The corporate leaders putting the “S” of ESG into action
Last week, Ukrainian President Volodymyr Zelenskyy posted a video of himself in conversation with Elon Musk.
During the conversation, Zelenskyy thanked the Tesla founder for supporting the country with both “words and deeds.” It followed Musk’s provision of the Starlink satellite internet service that has resurrected communications in cities where infrastructure has been destroyed during the conflict with Russia.
Have we ever before seen an event on the global stage where business leaders have actively and visibly shared their points of view and acted?
Elsewhere, the list of corporates, suspending operations in Russia, grows as the humanitarian crisis unfolds. British energy giant BP announced it was exiting its 19.5% share in Russian oil company Rosneft, three days after the invasion by Russian forces.
In a statement, BP CEO Bernard Looney made it clear that the Rosneft holding was no longer aligned with BP’s strategy, adding that he was deeply shocked and saddened by the situation in Ukraine, and this decision was the “only right thing to do.”
Pressure from consumers, investors, and the board may, in some cases, fuel the course of action taken. But nevertheless, the pressure is there, and leaders are listening and responding through swift, impactful decision-making on the “S” of their ESG commitments.

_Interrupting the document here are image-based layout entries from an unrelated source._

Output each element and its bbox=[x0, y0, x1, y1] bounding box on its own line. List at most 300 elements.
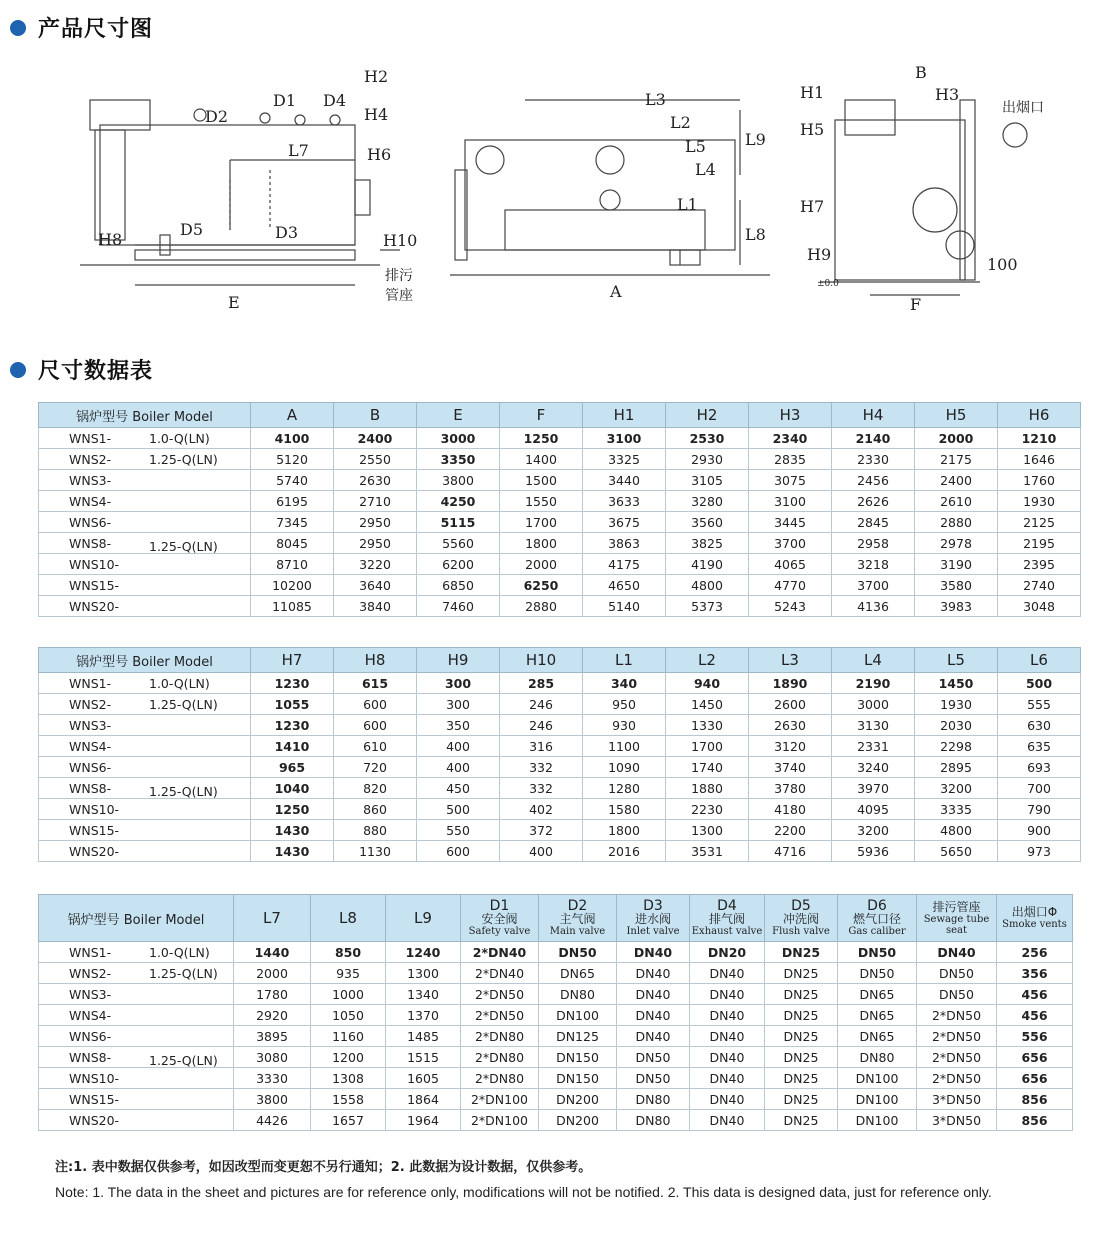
value-cell: 950 bbox=[583, 694, 666, 715]
boiler-dimension-diagram bbox=[80, 60, 1080, 320]
bullet-icon bbox=[10, 20, 26, 36]
value-cell: 3440 bbox=[583, 470, 666, 491]
value-cell: 880 bbox=[334, 820, 417, 841]
value-cell: DN25 bbox=[765, 942, 838, 963]
svg-text:L2: L2 bbox=[670, 113, 691, 132]
value-cell: DN40 bbox=[617, 942, 690, 963]
value-cell: 3220 bbox=[334, 554, 417, 575]
value-cell: DN40 bbox=[690, 1089, 765, 1110]
value-cell: 2550 bbox=[334, 449, 417, 470]
table-row bbox=[39, 491, 1081, 512]
value-cell: 3075 bbox=[749, 470, 832, 491]
value-cell: 2*DN80 bbox=[461, 1068, 539, 1089]
value-cell: DN80 bbox=[539, 984, 617, 1005]
table-header-cell: 锅炉型号 Boiler Model bbox=[39, 403, 251, 428]
value-cell: 1050 bbox=[311, 1005, 386, 1026]
value-cell: DN65 bbox=[838, 1005, 917, 1026]
value-cell: 555 bbox=[998, 694, 1081, 715]
value-cell: 1230 bbox=[251, 673, 334, 694]
value-cell: 3335 bbox=[915, 799, 998, 820]
svg-text:D4: D4 bbox=[323, 91, 347, 110]
value-cell: DN25 bbox=[765, 1110, 838, 1131]
value-cell: DN80 bbox=[838, 1047, 917, 1068]
table-row bbox=[39, 694, 1081, 715]
model-cell: WNS4- bbox=[39, 491, 251, 512]
value-cell: 1230 bbox=[251, 715, 334, 736]
value-cell: 965 bbox=[251, 757, 334, 778]
value-cell: 5936 bbox=[832, 841, 915, 862]
value-cell: 1330 bbox=[666, 715, 749, 736]
value-cell: DN25 bbox=[765, 1089, 838, 1110]
svg-text:H3: H3 bbox=[935, 85, 960, 104]
value-cell: 6250 bbox=[500, 575, 583, 596]
value-cell: DN100 bbox=[539, 1005, 617, 1026]
value-cell: DN80 bbox=[617, 1110, 690, 1131]
value-cell: 2*DN50 bbox=[461, 1005, 539, 1026]
value-cell: DN150 bbox=[539, 1047, 617, 1068]
value-cell: 2600 bbox=[749, 694, 832, 715]
value-cell: DN40 bbox=[617, 984, 690, 1005]
svg-text:100: 100 bbox=[987, 255, 1018, 274]
value-cell: 8045 bbox=[251, 533, 334, 554]
value-cell: 3130 bbox=[832, 715, 915, 736]
value-cell: 3800 bbox=[234, 1089, 311, 1110]
value-cell: DN50 bbox=[917, 984, 997, 1005]
table-header-cell: D5 冲洗阀 Flush valve bbox=[765, 895, 838, 942]
table-header-cell: H3 bbox=[749, 403, 832, 428]
value-cell: 3000 bbox=[417, 428, 500, 449]
value-cell: 1308 bbox=[311, 1068, 386, 1089]
table-row bbox=[39, 799, 1081, 820]
value-cell: 1558 bbox=[311, 1089, 386, 1110]
table-header-cell: H7 bbox=[251, 648, 334, 673]
value-cell: 3983 bbox=[915, 596, 998, 617]
value-cell: 4100 bbox=[251, 428, 334, 449]
value-cell: 1657 bbox=[311, 1110, 386, 1131]
value-cell: 285 bbox=[500, 673, 583, 694]
value-cell: 1400 bbox=[500, 449, 583, 470]
table-row bbox=[39, 673, 1081, 694]
note-chinese: 注:1. 表中数据仅供参考，如因改型而变更恕不另行通知；2. 此数据为设计数据，仅供参考。 bbox=[55, 1160, 592, 1175]
value-cell: 4136 bbox=[832, 596, 915, 617]
model-cell: WNS6- bbox=[39, 757, 251, 778]
value-cell: 400 bbox=[417, 736, 500, 757]
value-cell: 3863 bbox=[583, 533, 666, 554]
table-row bbox=[39, 449, 1081, 470]
value-cell: 900 bbox=[998, 820, 1081, 841]
model-cell: WNS10- bbox=[39, 799, 251, 820]
value-cell: 6195 bbox=[251, 491, 334, 512]
model-cell: WNS15- bbox=[39, 1089, 234, 1110]
value-cell: DN40 bbox=[690, 984, 765, 1005]
table-row bbox=[39, 1110, 1073, 1131]
svg-text:H6: H6 bbox=[367, 145, 392, 164]
table-header-cell: D6 燃气口径 Gas caliber bbox=[838, 895, 917, 942]
value-cell: 332 bbox=[500, 757, 583, 778]
value-cell: 3105 bbox=[666, 470, 749, 491]
value-cell: 550 bbox=[417, 820, 500, 841]
value-cell: 3840 bbox=[334, 596, 417, 617]
value-cell: 2*DN50 bbox=[461, 984, 539, 1005]
model-cell: WNS8- bbox=[39, 778, 251, 799]
value-cell: 450 bbox=[417, 778, 500, 799]
value-cell: 1450 bbox=[666, 694, 749, 715]
svg-text:H9: H9 bbox=[807, 245, 832, 264]
value-cell: 556 bbox=[997, 1026, 1073, 1047]
value-cell: 4175 bbox=[583, 554, 666, 575]
table-header-cell: L1 bbox=[583, 648, 666, 673]
value-cell: 4180 bbox=[749, 799, 832, 820]
svg-text:L5: L5 bbox=[685, 137, 706, 156]
table-header-cell: E bbox=[417, 403, 500, 428]
table-row bbox=[39, 942, 1073, 963]
value-cell: 860 bbox=[334, 799, 417, 820]
value-cell: 4065 bbox=[749, 554, 832, 575]
value-cell: 600 bbox=[334, 715, 417, 736]
value-cell: DN25 bbox=[765, 1005, 838, 1026]
value-cell: 1200 bbox=[311, 1047, 386, 1068]
value-cell: 2740 bbox=[998, 575, 1081, 596]
value-cell: 246 bbox=[500, 694, 583, 715]
value-cell: 973 bbox=[998, 841, 1081, 862]
table-header-cell: L4 bbox=[832, 648, 915, 673]
svg-text:L7: L7 bbox=[288, 141, 309, 160]
value-cell: 2530 bbox=[666, 428, 749, 449]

On the one hand, companies are becoming more vulnerable as stakeholder capitalism distributes power and influence. On the other hand, private enterprise is in a stronger position than ever to make a difference with people and society—to acknowledge that the mission is bigger than the company.
The past two years have taught us that businesses can pivot. That we can change tactics quickly, and as long as your people are on board, you can achieve huge change in a short space of time. Could it be that these learnings are being applied as companies respond to the crisis in Ukraine?
Fortune 500 company Danaher has, this week, donated $1 million in aid. Danaher’s subsidiary Pantone showed its solidarity by the posting of colors “Freedom Blue” and “Energizing Yellow” on its social media channels. Google CEO Sundar Pichai announced this week that the company is providing $10 million to humanitarian aid organizations and opening its spaces in Poland to Ukrainian refugees.
This quick response and affirmative action, which simply is not possible within our government institutions, no doubt, contributes toward the fact that companies are now more trusted than any of the NGOs, governments, and media; societal leadership is now a core function of business.
Former Unilever CEO and author of Net Positive, Paul Polman, has long advocated for the changing role that businesses must play to earn their license to operate. He describes the kind of leadership required for today’s organizations as needing:
“Courage to assume responsibility for your total societal impacts, well beyond your own operations. Courage to set the higher ambitions you know are needed, even if you don’t have all the answers.”
If there was a time for leaders to demonstrate that their business is worthy of the trust placed in them, and that they are a force for good, that time is now.